Posts: 6 | Registered: Aug 2014 | From: United States
BtraydWife
♀ Member
Member # 42581
Default  Posted: 3:15 PM, August 15th (Friday), 2014View ProfileEdit MessagePrivate MessageHomepage

Ok but he doesn't get it both ways. Either he's like a child and can't help himself seek out healthy support or he's an adult that doesn't need a babysitter. It can't be both. That's your codependency talking.

For your safety and because he does need help, you do need to monitor him. That's not just because of the sex addicts thing. That's because he has proven he can't be trusted to monitor himself. That a rule for all cheating spouses.

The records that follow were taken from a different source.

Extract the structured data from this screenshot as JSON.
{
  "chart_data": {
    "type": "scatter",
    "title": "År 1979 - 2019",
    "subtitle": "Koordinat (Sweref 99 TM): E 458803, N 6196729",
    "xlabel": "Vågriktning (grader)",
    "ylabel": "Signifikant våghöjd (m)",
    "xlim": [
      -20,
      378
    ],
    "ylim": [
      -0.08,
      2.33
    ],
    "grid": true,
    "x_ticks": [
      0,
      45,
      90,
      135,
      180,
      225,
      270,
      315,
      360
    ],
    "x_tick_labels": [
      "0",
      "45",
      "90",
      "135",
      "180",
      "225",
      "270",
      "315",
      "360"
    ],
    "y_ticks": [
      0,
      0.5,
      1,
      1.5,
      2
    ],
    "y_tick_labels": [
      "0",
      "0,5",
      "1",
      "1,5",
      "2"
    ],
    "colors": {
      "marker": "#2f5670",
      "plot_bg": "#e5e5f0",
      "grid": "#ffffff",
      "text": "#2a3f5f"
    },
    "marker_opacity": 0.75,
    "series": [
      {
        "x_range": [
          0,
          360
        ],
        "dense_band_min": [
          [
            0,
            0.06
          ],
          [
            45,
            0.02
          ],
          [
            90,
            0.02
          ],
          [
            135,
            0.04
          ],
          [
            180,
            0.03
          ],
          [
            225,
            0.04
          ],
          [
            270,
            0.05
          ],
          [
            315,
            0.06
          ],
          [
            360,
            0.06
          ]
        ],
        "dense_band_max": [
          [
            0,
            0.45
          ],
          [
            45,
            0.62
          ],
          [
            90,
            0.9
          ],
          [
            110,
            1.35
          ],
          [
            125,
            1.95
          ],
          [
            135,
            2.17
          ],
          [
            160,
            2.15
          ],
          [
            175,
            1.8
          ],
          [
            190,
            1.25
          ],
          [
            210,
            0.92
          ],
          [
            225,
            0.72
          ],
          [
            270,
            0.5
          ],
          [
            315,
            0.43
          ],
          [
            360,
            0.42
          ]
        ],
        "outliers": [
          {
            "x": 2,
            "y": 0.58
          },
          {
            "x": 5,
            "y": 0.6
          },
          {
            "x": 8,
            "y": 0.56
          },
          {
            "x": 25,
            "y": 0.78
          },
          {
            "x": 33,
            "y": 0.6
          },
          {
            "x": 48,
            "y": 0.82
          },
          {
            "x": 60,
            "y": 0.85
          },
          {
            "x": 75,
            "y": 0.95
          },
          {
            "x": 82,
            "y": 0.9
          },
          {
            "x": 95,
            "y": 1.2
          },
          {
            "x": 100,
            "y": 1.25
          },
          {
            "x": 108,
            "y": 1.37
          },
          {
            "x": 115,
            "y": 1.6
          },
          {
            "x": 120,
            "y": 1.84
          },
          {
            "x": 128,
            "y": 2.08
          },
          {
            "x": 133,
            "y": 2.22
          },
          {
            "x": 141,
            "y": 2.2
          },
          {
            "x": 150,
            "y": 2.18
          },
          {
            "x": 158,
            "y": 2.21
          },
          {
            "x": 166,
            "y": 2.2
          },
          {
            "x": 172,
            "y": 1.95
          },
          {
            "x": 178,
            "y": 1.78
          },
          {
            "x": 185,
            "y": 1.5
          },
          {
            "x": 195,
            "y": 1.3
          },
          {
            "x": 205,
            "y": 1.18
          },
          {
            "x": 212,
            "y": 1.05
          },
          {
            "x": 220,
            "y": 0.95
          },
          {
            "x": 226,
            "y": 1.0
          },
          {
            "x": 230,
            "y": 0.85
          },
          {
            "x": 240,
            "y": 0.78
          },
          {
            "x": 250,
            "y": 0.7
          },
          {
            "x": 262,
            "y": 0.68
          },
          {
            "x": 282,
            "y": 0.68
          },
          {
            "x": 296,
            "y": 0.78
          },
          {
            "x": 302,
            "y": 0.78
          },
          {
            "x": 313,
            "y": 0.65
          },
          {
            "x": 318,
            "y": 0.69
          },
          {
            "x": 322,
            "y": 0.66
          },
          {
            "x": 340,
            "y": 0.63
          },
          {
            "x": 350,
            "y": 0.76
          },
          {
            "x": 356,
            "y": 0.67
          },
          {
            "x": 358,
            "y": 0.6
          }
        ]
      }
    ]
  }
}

If you are unwilling to do that, you aren't going to like any of the "rules" for healing. If you can't follow the new changes that need to happen you can forget him following them.


Trusting him is not smart right now. You do have someone else to think about, your baby. You would be knowingly putting your baby in harms way to trust him now. You can't half ass your commitment to healing and expect him to not do the same thing.


Please reconsider this point. He has proven he can't be trusted. Betrayed spouses have a fog they enter too. Make sure your pain, discomfort, and desire for all of this to just go away doesn't allow you to make unwise decisions that will effect you and your baby.

[This message edited by BtraydWife at 3:41 PM, August 15th (Friday)]


Me-BW
Him-WH
DD-March 2010
TT for 6 months
Unremorseful for 3.5 years

Delay is the deadliest form of denial. - C. Northcote Parkinson

Your standards aren't up for negotiation just because he/she can't meet them.